GRAND EST AU CARRÉ
GRAND EST AU CARRÉ
Par Aurélie Cavanna, 2021
Au bord d'un rond-point d'Audun-le-Tiche en Moselle, la réplique d'un dinosaure annonce, le museau froncé, une « expo événement » où « les visiteurs deviennent des explorateurs ». Sur un parking à Rethel, dans les Ardennes, une femme et son caddie viennent de passer dans un supermarché où « tout faire moins cher ». À Uckange, un petit peloton de touristes sous parapluies visite le parc d'un haut-fourneau de Lorraine. À Xonrupt-Longemer dans les Vosges, d'autres touristes (sans parapluie) semblent proliférer comme les plantes du jardin d'altitude où ils se promènent. Dans les photographies d'Hyperlendemains de Bertrand Stofleth, les détails ont parfois quelque chose de mordant. Souvent, ils sont facétieux. À chaque fois, ils accrochent le regard et incitent à plonger dans l'apparente banalité de ces paysages du Grand Est, comme autant d'accès à des images minutieusement réalisées à la chambre. Si aucune d'elles n'est saturée de motifs – au contraire –, elles sont toutes chargées de quantité d'informations.

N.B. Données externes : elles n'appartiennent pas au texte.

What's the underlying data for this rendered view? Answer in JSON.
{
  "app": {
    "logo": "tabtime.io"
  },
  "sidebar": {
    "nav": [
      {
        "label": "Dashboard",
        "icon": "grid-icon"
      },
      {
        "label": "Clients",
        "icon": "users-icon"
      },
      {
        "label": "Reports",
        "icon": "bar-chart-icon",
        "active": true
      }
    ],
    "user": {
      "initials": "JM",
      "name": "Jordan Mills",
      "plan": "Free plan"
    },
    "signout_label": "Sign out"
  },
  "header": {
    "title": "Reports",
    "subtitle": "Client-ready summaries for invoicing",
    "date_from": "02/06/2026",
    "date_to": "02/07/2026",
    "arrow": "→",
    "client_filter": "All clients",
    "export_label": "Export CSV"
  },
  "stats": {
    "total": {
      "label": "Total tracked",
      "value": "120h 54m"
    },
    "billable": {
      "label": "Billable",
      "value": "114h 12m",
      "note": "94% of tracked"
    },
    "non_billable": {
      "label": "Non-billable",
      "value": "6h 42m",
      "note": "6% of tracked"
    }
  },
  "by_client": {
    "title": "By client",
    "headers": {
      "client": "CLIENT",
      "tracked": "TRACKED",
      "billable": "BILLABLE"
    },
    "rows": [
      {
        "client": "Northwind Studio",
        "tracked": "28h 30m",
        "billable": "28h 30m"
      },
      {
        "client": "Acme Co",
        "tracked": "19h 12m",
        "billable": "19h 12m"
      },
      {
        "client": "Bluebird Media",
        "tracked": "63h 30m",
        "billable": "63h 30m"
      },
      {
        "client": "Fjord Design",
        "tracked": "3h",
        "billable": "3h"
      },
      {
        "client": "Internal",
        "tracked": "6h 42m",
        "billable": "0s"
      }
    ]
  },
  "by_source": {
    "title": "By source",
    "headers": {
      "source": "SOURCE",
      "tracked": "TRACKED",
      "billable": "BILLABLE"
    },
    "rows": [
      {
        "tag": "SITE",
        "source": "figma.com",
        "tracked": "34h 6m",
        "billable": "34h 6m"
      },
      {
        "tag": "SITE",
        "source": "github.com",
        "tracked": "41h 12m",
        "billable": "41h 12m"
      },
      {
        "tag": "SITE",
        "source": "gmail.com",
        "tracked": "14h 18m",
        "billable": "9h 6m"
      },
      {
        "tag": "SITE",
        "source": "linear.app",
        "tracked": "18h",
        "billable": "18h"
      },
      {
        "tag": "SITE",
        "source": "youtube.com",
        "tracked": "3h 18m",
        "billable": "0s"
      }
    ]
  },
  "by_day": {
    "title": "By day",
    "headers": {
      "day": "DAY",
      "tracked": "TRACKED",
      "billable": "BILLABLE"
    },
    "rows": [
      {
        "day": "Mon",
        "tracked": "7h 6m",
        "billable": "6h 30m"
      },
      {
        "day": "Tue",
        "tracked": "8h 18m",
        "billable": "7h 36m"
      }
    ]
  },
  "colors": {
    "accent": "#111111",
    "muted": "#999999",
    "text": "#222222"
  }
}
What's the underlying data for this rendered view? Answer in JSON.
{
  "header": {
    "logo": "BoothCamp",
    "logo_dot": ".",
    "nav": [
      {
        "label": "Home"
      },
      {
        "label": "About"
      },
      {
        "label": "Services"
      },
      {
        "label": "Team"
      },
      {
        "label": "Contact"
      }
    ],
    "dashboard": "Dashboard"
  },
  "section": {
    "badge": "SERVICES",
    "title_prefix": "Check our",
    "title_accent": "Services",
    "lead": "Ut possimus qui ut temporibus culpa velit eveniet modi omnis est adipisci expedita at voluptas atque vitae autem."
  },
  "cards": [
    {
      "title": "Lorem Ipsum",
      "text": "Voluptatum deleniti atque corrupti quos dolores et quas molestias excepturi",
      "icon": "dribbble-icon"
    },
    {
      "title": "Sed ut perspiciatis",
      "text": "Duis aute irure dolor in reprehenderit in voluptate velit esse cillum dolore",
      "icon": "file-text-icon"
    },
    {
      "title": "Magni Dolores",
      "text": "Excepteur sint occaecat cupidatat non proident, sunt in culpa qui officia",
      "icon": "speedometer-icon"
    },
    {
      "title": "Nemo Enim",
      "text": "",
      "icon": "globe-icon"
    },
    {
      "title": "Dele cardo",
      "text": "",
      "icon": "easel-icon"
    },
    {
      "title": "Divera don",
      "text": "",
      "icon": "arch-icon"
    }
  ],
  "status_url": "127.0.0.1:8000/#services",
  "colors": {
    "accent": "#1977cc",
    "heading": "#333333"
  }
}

Industrie finissante, transition énergétique, anciennes et nouvelles pratiques agricoles, logiques low cost ou tourisme environnemental ne sont qu'un aperçu des questions qui se lèvent dans les 28 photographies qui composent Hyperlendemains. Comme le dit Stofleth, les paysages sont des « livres ouverts ». Encore faut-il savoir lire. Aujourd'hui, un paysage est un territoire diversement aménagé, habité, formé par l'idée qu'on s'en fait, marqué à la fois par le passé, le présent et les mutations en cours à l'ère de l'anthropocène. De fait, les approches photographiques du paysage, nourries depuis les années 1980 de celles des sciences humaines et sociales, cherchent à rendre visible, depuis les années 2000, la multiplicité de ce qu'au ras du sol un territoire peut raconter1.

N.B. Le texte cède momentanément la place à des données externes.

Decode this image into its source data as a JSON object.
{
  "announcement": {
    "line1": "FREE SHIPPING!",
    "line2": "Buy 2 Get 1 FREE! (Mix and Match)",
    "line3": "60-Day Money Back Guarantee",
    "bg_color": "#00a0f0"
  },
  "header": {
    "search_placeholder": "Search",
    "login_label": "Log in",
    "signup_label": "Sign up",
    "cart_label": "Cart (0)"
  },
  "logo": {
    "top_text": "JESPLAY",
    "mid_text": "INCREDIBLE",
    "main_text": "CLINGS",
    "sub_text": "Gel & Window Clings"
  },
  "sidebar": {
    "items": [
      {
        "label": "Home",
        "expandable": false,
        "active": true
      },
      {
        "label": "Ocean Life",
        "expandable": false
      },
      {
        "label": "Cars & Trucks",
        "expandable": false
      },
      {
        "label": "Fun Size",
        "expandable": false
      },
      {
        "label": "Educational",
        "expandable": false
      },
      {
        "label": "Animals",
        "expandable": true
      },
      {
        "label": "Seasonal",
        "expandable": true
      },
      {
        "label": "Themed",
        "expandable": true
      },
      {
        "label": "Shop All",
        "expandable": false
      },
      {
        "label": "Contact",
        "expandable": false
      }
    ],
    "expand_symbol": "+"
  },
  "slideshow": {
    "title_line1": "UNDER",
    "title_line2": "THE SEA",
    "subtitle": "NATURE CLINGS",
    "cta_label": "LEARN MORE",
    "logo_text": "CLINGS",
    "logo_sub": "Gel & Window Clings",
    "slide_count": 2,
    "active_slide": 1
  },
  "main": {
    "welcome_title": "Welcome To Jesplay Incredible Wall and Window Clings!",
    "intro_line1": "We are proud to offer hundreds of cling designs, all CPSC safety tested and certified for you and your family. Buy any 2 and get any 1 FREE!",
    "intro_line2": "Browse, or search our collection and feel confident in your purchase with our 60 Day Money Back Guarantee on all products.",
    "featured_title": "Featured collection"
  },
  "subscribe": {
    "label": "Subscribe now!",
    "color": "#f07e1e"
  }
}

Afin de donner à lire ce qui fabrique un paysage, Stofleth, comme beaucoup d'autres, passe par l'investigation2. En amont de ses photographies, il le parcourt et enquête, se documente, interroge experts et acteurs locaux. Il n'est pourtant pas de ceux qui introduisent documents et archives dans leur travail. Lui, évoque. Ces connaissances accumulées sont un prisme à travers lequel il ajuste ses représentations. Pour faire tenir « différentes épaisseurs de lectures des paysages sur un même plan », tout en dévoilant l'existence d'un dispositif de prise de vue, il prend un peu de hauteur à l'aide d'une plateforme sur véhicule ou d'un petit échafaudage : une esthétique du belvédère – sujet avec lequel il joue dans ses deux premières séries, Autour du belvédère (2002-05) et Belvédère (2006). Mais réussir à condenser des époques, confronter des dynamiques, juxtaposer des histoires, sans que les unes et les autres ne se noient dans la photographie – et notre regard avec –, implique aussi le développement d'une autre logique : celle, pourrait-on dire, d'une démultiplication par interconnexions.
IMAGES AUGMENTÉES
En ce sens, le titre Hyperlendemains ne fait pas seulement référence aux « hyper-lieux » du géographe Michel Lussault, zones hyper-connectées où se bousculent différentes temporalités, il signifie également, avec cette série, la maturité d'une pratique. Il vaut pour ce qui s'annonce au creux des paysages et, surtout, suggère d'autres ricochets : un travail dont la facture est désormais tout aussi « hyper-connectée ». Détail qui n'en est pas un, le dinosaure de l'« expo événement » convoque également l'histoire du lieu où il prend place : un territoire occupé par l'homme depuis le mésolithique, ce que les axes routiers, bâtiments et panneaux en arrière-plan ne laissent plus forcément paraître. Derrière le supermarché low cost, s'étalent des champs en openfield, synonyme d'agriculture intensive – culture « moins chère » –, qui, à l'image, côtoient un empilement de marchandises et, au loin, de belles éoliennes. Signes en soi autant que questions en puissance, ces détails ou saynètes disent assez pour intriguer, sans cependant tout révéler. Ils portent ainsi l'attention à ce qui les entoure, notamment les légendes intercalées par bandes de trois ou quatre entre les images. Accrochées dans des caissons plexiglas, elles prennent à leur tour de l'épaisseur.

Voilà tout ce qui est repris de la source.